Camacho is not alone. Chris Marrero, owner of Chris Breezy Customs in Larchmont, N.Y., says, “I’ve seen a significant decrease in walk-ins and referrals, and corporate tint jobs. I used to get daily emails for tint job quotes, and that has slowed as well.” Both Camacho and Marrero reported that though sales are on the up right now, it’s mostly due to tint removals, which won’t last for much longer or sustain business.
Camacho mentions that his automotive sales made up 50 to 60 percent of business; with a gap that large in his total revenue, he’s not sure how to make up for the losses he’s going to incur. But if there’s one thing both owners are sure of, it’s that they’re going to continue to operate legally. However, that doesn’t exempt them from fear of losing their livelihood.

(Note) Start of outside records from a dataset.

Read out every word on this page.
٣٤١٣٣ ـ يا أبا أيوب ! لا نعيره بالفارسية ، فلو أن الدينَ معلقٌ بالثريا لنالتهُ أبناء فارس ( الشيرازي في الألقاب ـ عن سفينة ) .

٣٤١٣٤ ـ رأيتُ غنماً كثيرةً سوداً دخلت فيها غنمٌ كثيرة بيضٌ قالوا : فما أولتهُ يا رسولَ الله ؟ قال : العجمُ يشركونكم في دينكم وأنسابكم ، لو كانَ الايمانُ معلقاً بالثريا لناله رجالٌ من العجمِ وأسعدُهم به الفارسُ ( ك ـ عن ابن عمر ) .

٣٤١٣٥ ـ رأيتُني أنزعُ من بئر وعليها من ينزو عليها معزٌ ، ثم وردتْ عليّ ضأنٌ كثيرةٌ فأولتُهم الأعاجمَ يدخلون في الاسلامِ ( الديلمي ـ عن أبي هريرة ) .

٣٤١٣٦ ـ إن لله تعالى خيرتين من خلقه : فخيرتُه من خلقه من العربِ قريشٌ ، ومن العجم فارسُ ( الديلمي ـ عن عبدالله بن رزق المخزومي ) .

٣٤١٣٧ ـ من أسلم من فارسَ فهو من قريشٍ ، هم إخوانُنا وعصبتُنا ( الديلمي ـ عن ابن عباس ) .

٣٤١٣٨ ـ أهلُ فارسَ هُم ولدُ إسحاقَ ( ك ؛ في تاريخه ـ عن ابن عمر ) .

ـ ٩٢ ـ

Marrero, who had a tough up-bringing, took on tinting at the young age of 12 as a way to help provide for his family. “In the past couple of weeks, I’ve been doing nothing but tint removals,” he says. “I’ve had to turn down customers because I’m trying to follow the law so nothing can hurt my business.” But he adds that by doing this, it’s also hurt his automotive sales, putting him in a catch-22 situation.
He states that his company is fortunate enough to have other services to rely on, whereas not every tinter in the state has that option. “There are a lot of freelancers out there that depend on [tint] to make a living.”

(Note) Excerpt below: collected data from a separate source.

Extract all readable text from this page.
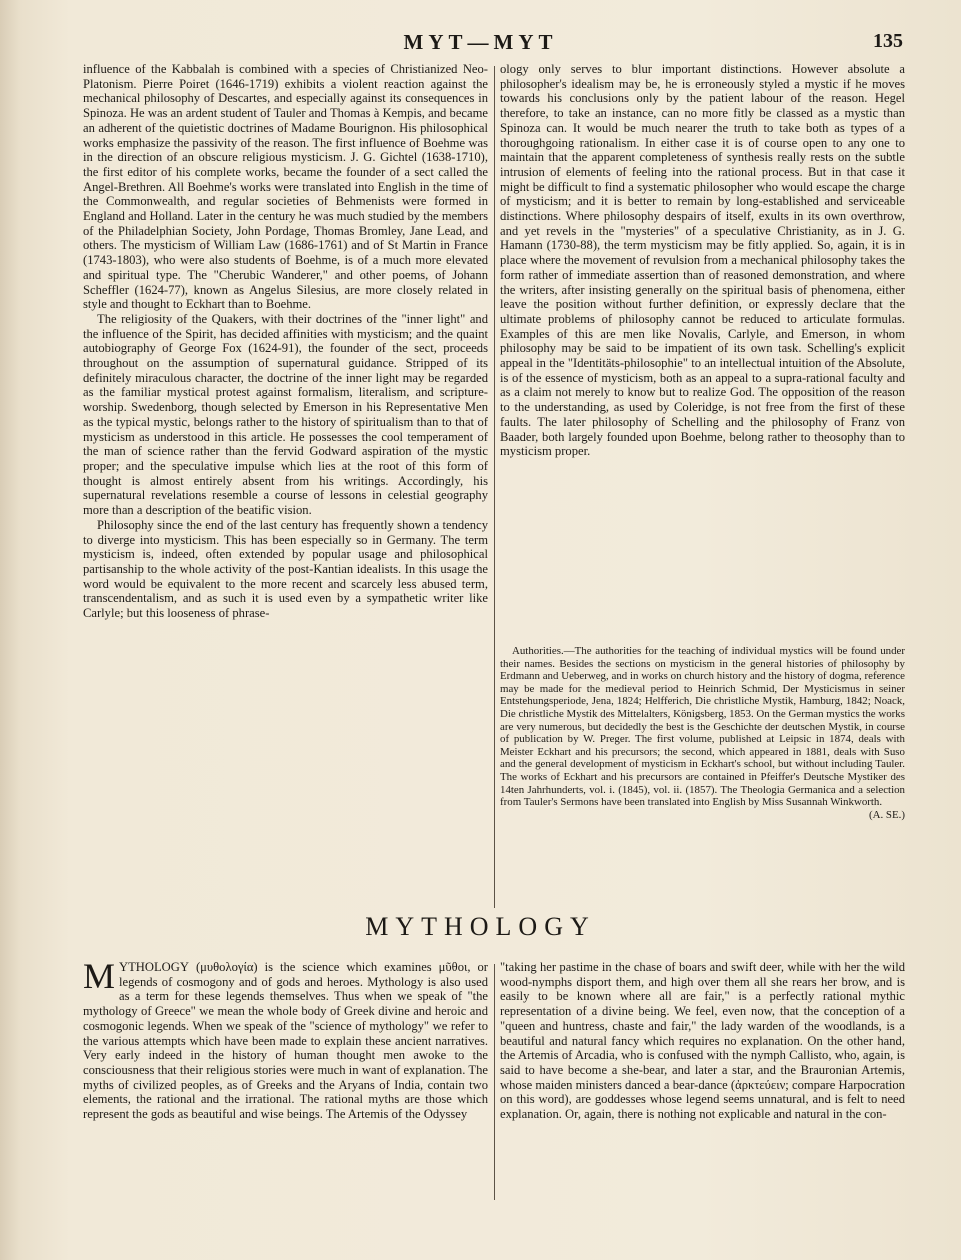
MYT—MYT	135

influence of the Kabbalah is combined with a species of Christianized Neo-Platonism. Pierre Poiret (1646-1719) exhibits a violent reaction against the mechanical philosophy of Descartes, and especially against its consequences in Spinoza. He was an ardent student of Tauler and Thomas à Kempis, and became an adherent of the quietistic doctrines of Madame Bourignon. His philosophical works emphasize the passivity of the reason. The first influence of Boehme was in the direction of an obscure religious mysticism. J. G. Gichtel (1638-1710), the first editor of his complete works, became the founder of a sect called the Angel-Brethren. All Boehme's works were translated into English in the time of the Commonwealth, and regular societies of Behmenists were formed in England and Holland. Later in the century he was much studied by the members of the Philadelphian Society, John Pordage, Thomas Bromley, Jane Lead, and others. The mysticism of William Law (1686-1761) and of St Martin in France (1743-1803), who were also students of Boehme, is of a much more elevated and spiritual type. The "Cherubic Wanderer," and other poems, of Johann Scheffler (1624-77), known as Angelus Silesius, are more closely related in style and thought to Eckhart than to Boehme.

The religiosity of the Quakers, with their doctrines of the "inner light" and the influence of the Spirit, has decided affinities with mysticism; and the quaint autobiography of George Fox (1624-91), the founder of the sect, proceeds throughout on the assumption of supernatural guidance. Stripped of its definitely miraculous character, the doctrine of the inner light may be regarded as the familiar mystical protest against formalism, literalism, and scripture-worship. Swedenborg, though selected by Emerson in his Representative Men as the typical mystic, belongs rather to the history of spiritualism than to that of mysticism as understood in this article. He possesses the cool temperament of the man of science rather than the fervid Godward aspiration of the mystic proper; and the speculative impulse which lies at the root of this form of thought is almost entirely absent from his writings. Accordingly, his supernatural revelations resemble a course of lessons in celestial geography more than a description of the beatific vision.

Philosophy since the end of the last century has frequently shown a tendency to diverge into mysticism. This has been especially so in Germany. The term mysticism is, indeed, often extended by popular usage and philosophical partisanship to the whole activity of the post-Kantian idealists. In this usage the word would be equivalent to the more recent and scarcely less abused term, transcendentalism, and as such it is used even by a sympathetic writer like Carlyle; but this looseness of phrase-

ology only serves to blur important distinctions. However absolute a philosopher's idealism may be, he is erroneously styled a mystic if he moves towards his conclusions only by the patient labour of the reason. Hegel therefore, to take an instance, can no more fitly be classed as a mystic than Spinoza can. It would be much nearer the truth to take both as types of a thoroughgoing rationalism. In either case it is of course open to any one to maintain that the apparent completeness of synthesis really rests on the subtle intrusion of elements of feeling into the rational process. But in that case it might be difficult to find a systematic philosopher who would escape the charge of mysticism; and it is better to remain by long-established and serviceable distinctions. Where philosophy despairs of itself, exults in its own overthrow, and yet revels in the "mysteries" of a speculative Christianity, as in J. G. Hamann (1730-88), the term mysticism may be fitly applied. So, again, it is in place where the movement of revulsion from a mechanical philosophy takes the form rather of immediate assertion than of reasoned demonstration, and where the writers, after insisting generally on the spiritual basis of phenomena, either leave the position without further definition, or expressly declare that the ultimate problems of philosophy cannot be reduced to articulate formulas. Examples of this are men like Novalis, Carlyle, and Emerson, in whom philosophy may be said to be impatient of its own task. Schelling's explicit appeal in the "Identitäts-philosophie" to an intellectual intuition of the Absolute, is of the essence of mysticism, both as an appeal to a supra-rational faculty and as a claim not merely to know but to realize God. The opposition of the reason to the understanding, as used by Coleridge, is not free from the first of these faults. The later philosophy of Schelling and the philosophy of Franz von Baader, both largely founded upon Boehme, belong rather to theosophy than to mysticism proper.

Authorities.—The authorities for the teaching of individual mystics will be found under their names. Besides the sections on mysticism in the general histories of philosophy by Erdmann and Ueberweg, and in works on church history and the history of dogma, reference may be made for the medieval period to Heinrich Schmid, Der Mysticismus in seiner Entstehungsperiode, Jena, 1824; Helfferich, Die christliche Mystik, Hamburg, 1842; Noack, Die christliche Mystik des Mittelalters, Königsberg, 1853. On the German mystics the works are very numerous, but decidedly the best is the Geschichte der deutschen Mystik, in course of publication by W. Preger. The first volume, published at Leipsic in 1874, deals with Meister Eckhart and his precursors; the second, which appeared in 1881, deals with Suso and the general development of mysticism in Eckhart's school, but without including Tauler. The works of Eckhart and his precursors are contained in Pfeiffer's Deutsche Mystiker des 14ten Jahrhunderts, vol. i. (1845), vol. ii. (1857). The Theologia Germanica and a selection from Tauler's Sermons have been translated into English by Miss Susannah Winkworth.
(A. SE.)

MYTHOLOGY

MYTHOLOGY (μυθολογία) is the science which examines μῦθοι, or legends of cosmogony and of gods and heroes. Mythology is also used as a term for these legends themselves. Thus when we speak of "the mythology of Greece" we mean the whole body of Greek divine and heroic and cosmogonic legends. When we speak of the "science of mythology" we refer to the various attempts which have been made to explain these ancient narratives. Very early indeed in the history of human thought men awoke to the consciousness that their religious stories were much in want of explanation. The myths of civilized peoples, as of Greeks and the Aryans of India, contain two elements, the rational and the irrational. The rational myths are those which represent the gods as beautiful and wise beings. The Artemis of the Odyssey

"taking her pastime in the chase of boars and swift deer, while with her the wild wood-nymphs disport them, and high over them all she rears her brow, and is easily to be known where all are fair," is a perfectly rational mythic representation of a divine being. We feel, even now, that the conception of a "queen and huntress, chaste and fair," the lady warden of the woodlands, is a beautiful and natural fancy which requires no explanation. On the other hand, the Artemis of Arcadia, who is confused with the nymph Callisto, who, again, is said to have become a she-bear, and later a star, and the Brauronian Artemis, whose maiden ministers danced a bear-dance (ἀρκτεύειν; compare Harpocration on this word), are goddesses whose legend seems unnatural, and is felt to need explanation. Or, again, there is nothing not explicable and natural in the con-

Since WINDOW FILM magazine first reported on this issue, several industry members have reached out looking for advice on how to approach the situation. They collectively emphasized that they stand behind the inspection law and police officers, but they would like to see the legal limit lowered to be more “reasonable.”
Christian Zagami, owner and operator of WC Tint in Staten Island, N.Y., reported on the efforts he’s been pushing. “We have a lot more people that are concerned about it. As far as the overall picture, not much has changed. We’ve been talking to a local politician, and I’ve been in contact with the IWFA, but I’m also going out at it on my own.”
Zagami adds that a local state assemblyman is researching the issue to see what he can do. In turn, Zagami hopes to “try and lobby with other tinters and get other politicians,” in order to lower the legal limit from 70 percent.
“We’re hoping that we can do our best to push it forward to help people who really truly need tint.”